You should try to use the multi_normal_cholesky instead of multi_normal implementation. The details are explained on p. 150 of the Stan Manual 2.16.
If S is not very large, your are probably better off using the non-centered parameterization for beta. Chapter 27 of the Stan Manual 2.16 discusses this in detail.
I am not sure about vectorizing. Maybe you can remove the internal S loop entirely and the s index in YB, YW and X. I have my doubts though, the number of indices makes my head hurt.
I am a bit concerned with the last two lines. You have a very strong implied constraint on beta that the response to X will be exactly the opposite for the outcomes YB and YW. This might make sense but it is hard for me to say without more context. I would like to see what happens if you comment out any of those line.

I am not part of the stan team but if there are no obvious errors in the code I suspect the stan experts will be suspicious about the comparison with Sawtooth. The typical questions you might expect are.

Are you sure the models are identical, also the priors?
What is the n_eff/minute for the gibbs implementation?
Have you checked whether it recovers the parameters for simulated data?

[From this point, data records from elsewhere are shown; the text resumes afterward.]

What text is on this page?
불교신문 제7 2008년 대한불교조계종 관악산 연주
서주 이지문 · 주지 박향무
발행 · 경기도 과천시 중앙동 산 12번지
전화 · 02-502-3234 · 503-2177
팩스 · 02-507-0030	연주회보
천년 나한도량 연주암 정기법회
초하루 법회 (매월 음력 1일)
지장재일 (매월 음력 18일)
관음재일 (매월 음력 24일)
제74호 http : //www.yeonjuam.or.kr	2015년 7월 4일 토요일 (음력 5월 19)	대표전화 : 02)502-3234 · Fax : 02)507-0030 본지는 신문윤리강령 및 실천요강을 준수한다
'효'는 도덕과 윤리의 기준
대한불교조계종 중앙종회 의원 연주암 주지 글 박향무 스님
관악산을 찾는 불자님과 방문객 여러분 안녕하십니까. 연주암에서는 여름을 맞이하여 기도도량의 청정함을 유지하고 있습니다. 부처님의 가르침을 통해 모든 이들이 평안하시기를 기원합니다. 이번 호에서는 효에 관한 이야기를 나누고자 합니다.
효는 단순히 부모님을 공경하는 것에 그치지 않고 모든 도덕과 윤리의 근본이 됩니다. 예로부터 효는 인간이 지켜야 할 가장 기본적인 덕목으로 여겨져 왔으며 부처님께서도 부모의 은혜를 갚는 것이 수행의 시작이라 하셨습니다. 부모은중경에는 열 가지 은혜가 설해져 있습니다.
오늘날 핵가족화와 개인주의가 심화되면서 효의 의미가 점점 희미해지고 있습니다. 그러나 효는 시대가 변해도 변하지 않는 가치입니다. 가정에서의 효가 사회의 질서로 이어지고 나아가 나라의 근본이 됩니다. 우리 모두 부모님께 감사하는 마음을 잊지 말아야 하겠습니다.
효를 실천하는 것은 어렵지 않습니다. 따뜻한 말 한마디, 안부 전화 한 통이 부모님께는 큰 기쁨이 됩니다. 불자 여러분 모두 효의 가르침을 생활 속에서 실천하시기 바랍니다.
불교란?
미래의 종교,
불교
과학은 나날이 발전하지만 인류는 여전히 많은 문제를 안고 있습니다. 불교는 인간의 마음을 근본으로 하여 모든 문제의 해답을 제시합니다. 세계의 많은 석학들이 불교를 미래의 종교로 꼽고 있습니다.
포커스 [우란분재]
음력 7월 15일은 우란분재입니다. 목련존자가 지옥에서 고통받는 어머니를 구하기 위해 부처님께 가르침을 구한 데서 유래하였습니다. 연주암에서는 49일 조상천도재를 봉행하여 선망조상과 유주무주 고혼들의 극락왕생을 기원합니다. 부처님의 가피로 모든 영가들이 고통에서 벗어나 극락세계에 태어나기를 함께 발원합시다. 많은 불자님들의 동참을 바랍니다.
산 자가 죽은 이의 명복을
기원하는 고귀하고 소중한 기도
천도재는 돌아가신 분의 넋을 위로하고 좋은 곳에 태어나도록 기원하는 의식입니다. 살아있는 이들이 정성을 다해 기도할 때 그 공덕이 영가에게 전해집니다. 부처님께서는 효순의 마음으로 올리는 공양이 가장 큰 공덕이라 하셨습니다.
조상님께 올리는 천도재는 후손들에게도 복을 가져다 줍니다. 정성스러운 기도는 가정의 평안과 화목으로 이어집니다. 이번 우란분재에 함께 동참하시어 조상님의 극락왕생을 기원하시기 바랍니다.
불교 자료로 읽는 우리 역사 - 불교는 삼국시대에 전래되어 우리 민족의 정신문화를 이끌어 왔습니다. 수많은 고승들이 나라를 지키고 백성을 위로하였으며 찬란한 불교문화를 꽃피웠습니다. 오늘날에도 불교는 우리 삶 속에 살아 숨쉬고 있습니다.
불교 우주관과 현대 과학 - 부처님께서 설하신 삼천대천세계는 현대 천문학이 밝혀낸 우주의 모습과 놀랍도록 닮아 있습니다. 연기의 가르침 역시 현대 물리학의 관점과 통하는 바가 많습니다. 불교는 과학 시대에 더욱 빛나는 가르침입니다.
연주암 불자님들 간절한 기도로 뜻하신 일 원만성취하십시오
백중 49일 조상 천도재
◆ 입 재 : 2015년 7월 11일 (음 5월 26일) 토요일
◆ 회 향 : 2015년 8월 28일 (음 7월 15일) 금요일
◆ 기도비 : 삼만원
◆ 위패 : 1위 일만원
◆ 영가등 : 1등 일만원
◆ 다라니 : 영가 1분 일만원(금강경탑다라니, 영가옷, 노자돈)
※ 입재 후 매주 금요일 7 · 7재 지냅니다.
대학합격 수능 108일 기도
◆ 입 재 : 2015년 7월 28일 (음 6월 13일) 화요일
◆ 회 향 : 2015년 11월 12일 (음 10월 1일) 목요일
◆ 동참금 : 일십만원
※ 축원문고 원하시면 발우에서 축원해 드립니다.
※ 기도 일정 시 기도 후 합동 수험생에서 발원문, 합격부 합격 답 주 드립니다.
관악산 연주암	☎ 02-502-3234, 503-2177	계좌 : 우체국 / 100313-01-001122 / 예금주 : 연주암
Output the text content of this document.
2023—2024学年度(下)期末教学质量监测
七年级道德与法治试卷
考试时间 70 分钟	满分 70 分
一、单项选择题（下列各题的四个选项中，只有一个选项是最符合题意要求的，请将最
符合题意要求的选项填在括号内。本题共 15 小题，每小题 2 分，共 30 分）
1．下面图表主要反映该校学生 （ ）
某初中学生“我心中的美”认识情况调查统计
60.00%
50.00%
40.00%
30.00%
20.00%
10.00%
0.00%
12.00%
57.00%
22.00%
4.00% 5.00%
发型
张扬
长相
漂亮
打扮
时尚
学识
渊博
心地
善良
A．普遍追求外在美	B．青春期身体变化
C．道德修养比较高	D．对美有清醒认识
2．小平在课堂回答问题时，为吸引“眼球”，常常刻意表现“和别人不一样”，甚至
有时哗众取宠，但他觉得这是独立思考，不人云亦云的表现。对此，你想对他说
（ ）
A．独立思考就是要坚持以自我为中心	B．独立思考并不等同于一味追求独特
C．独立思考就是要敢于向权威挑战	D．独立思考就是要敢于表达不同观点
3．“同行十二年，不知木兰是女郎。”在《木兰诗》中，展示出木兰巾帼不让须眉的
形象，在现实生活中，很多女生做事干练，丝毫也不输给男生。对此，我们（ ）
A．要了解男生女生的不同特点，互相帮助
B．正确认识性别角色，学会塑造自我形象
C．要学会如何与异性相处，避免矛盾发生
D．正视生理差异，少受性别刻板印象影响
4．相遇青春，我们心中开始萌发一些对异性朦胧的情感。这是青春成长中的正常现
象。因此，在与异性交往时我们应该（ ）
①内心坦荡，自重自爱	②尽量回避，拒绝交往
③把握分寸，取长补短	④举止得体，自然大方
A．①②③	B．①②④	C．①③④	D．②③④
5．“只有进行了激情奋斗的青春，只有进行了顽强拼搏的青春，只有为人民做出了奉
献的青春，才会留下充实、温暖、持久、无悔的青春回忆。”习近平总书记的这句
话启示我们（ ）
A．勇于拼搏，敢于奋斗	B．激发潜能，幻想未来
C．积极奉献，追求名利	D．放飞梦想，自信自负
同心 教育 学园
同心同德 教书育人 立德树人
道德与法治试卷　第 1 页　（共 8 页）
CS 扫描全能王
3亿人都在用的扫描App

Further, if you have can finish sampling with stan, diagnostic information such as tree_depth and divergences might help in figuring out what goes wrong. You should report them here. Maybe try a subsample of your dataset?

JustinYap · August 11, 2017, 7:37am

Thanks for all your suggestions! I will investigate each one.

My dataset isn’t large: R = 302, S = 6

As for the last two lines, removing the last line would make my model the same as the original hierarchical multinomial logit model on which it was based (there is a link to it in my previous post). YB is intended to represent the “best” choice and YW is the “worst” choice, when respondents are asked to choose their most and least favourite alternatives (known as MaxDiff).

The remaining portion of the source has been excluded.